2. classification spectrum paper nearing completion; i really like this one.
other work in progress (paper with SM et al, they seem receptive to my suggestions).
3. still need to discuss new experiment with CPT, putting that off; boss suggests writing up a paper on it to figure out which data needs replication the most.
4. started low-level talks with potential collaborators on the migraine-mapping stuff.
5. haven't applied for new jobs yet, NECO seems unlikely to respond.

other
6. reading a new book, "history of tennessee" by James Phelan, written in the 1880's (it's not tacitus, but it's free). he has a habit, sometimes interesting sometimes irritating, of making close analogies between seemingly asymmetric historical events, usually tennessee vs. england, and is fixated on 'anglo saxons'. interesting going at any rate--
7. on piano, mainly trying to master chopin's "minute waltz" over the past few weeks, if i can play it straight through in 2.5 minutes i'll be happy; also on music, greatly enjoying a 2 year old album of french electropop; the songs 'civilization' and 'ohio' are great background when your daydreaming about the colonization of america.
8. this paper on a rogue study using a research botnet to scan pretty much the entire internet is one of the most interesting things i've seen in a while. there's an awesome .gif figure in there, basically showing the earth's rotation in the average number of pingable public IP addresses plotted across the globe.
9. way too much time wasted on reddit, which i only just discovered lucky for me, and playing MH2.
10. i have a horrible, horrible urge to write a longer historical narrative centered around the life of Gideon Morgan. trying my best to resist...

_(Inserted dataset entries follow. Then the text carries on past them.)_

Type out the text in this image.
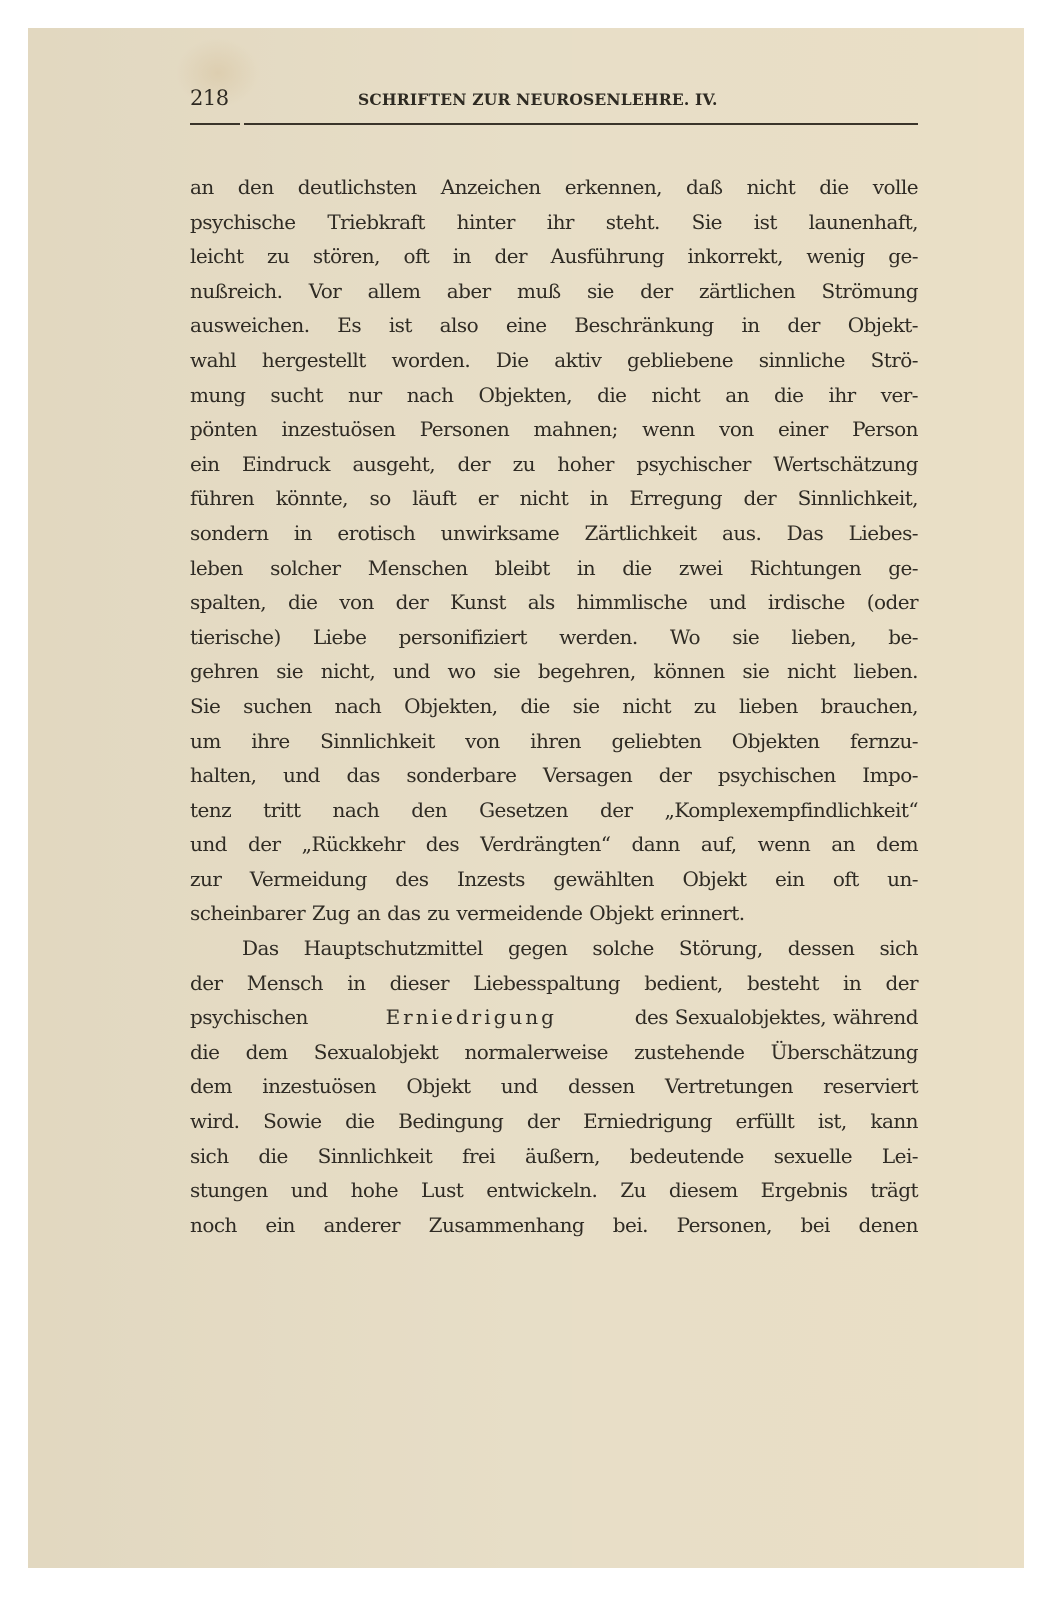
218	SCHRIFTEN ZUR NEUROSENLEHRE. IV.
an den deutlichsten Anzeichen erkennen, daß nicht die volle
psychische Triebkraft hinter ihr steht. Sie ist launenhaft,
leicht zu stören, oft in der Ausführung inkorrekt, wenig ge-
nußreich. Vor allem aber muß sie der zärtlichen Strömung
ausweichen. Es ist also eine Beschränkung in der Objekt-
wahl hergestellt worden. Die aktiv gebliebene sinnliche Strö-
mung sucht nur nach Objekten, die nicht an die ihr ver-
pönten inzestuösen Personen mahnen; wenn von einer Person
ein Eindruck ausgeht, der zu hoher psychischer Wertschätzung
führen könnte, so läuft er nicht in Erregung der Sinnlichkeit,
sondern in erotisch unwirksame Zärtlichkeit aus. Das Liebes-
leben solcher Menschen bleibt in die zwei Richtungen ge-
spalten, die von der Kunst als himmlische und irdische (oder
tierische) Liebe personifiziert werden. Wo sie lieben, be-
gehren sie nicht, und wo sie begehren, können sie nicht lieben.
Sie suchen nach Objekten, die sie nicht zu lieben brauchen,
um ihre Sinnlichkeit von ihren geliebten Objekten fernzu-
halten, und das sonderbare Versagen der psychischen Impo-
tenz tritt nach den Gesetzen der „Komplexempfindlichkeit“
und der „Rückkehr des Verdrängten“ dann auf, wenn an dem
zur Vermeidung des Inzests gewählten Objekt ein oft un-
scheinbarer Zug an das zu vermeidende Objekt erinnert.
Das Hauptschutzmittel gegen solche Störung, dessen sich
der Mensch in dieser Liebesspaltung bedient, besteht in der
psychischen	Erniedrigung	des Sexualobjektes, während
die dem Sexualobjekt normalerweise zustehende Überschätzung
dem inzestuösen Objekt und dessen Vertretungen reserviert
wird. Sowie die Bedingung der Erniedrigung erfüllt ist, kann
sich die Sinnlichkeit frei äußern, bedeutende sexuelle Lei-
stungen und hohe Lust entwickeln. Zu diesem Ergebnis trägt
noch ein anderer Zusammenhang bei. Personen, bei denen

Thursday, February 28, 2013

musical optimization

i never write about music, although i listen to and think about and play it a lot. i hereby inaugurate a new journal tag: music. i'll start with a simple observation: Hindemith is the Nelder-Meade algorithm of music. he starts in what seems like a random place, with chaos and dissonance, and gradually winds inward to a tight, crystalline, consonant solution. supposedly he had a System, an algorithm for generating this kind of music, so i think the optimization problem analogy is apt.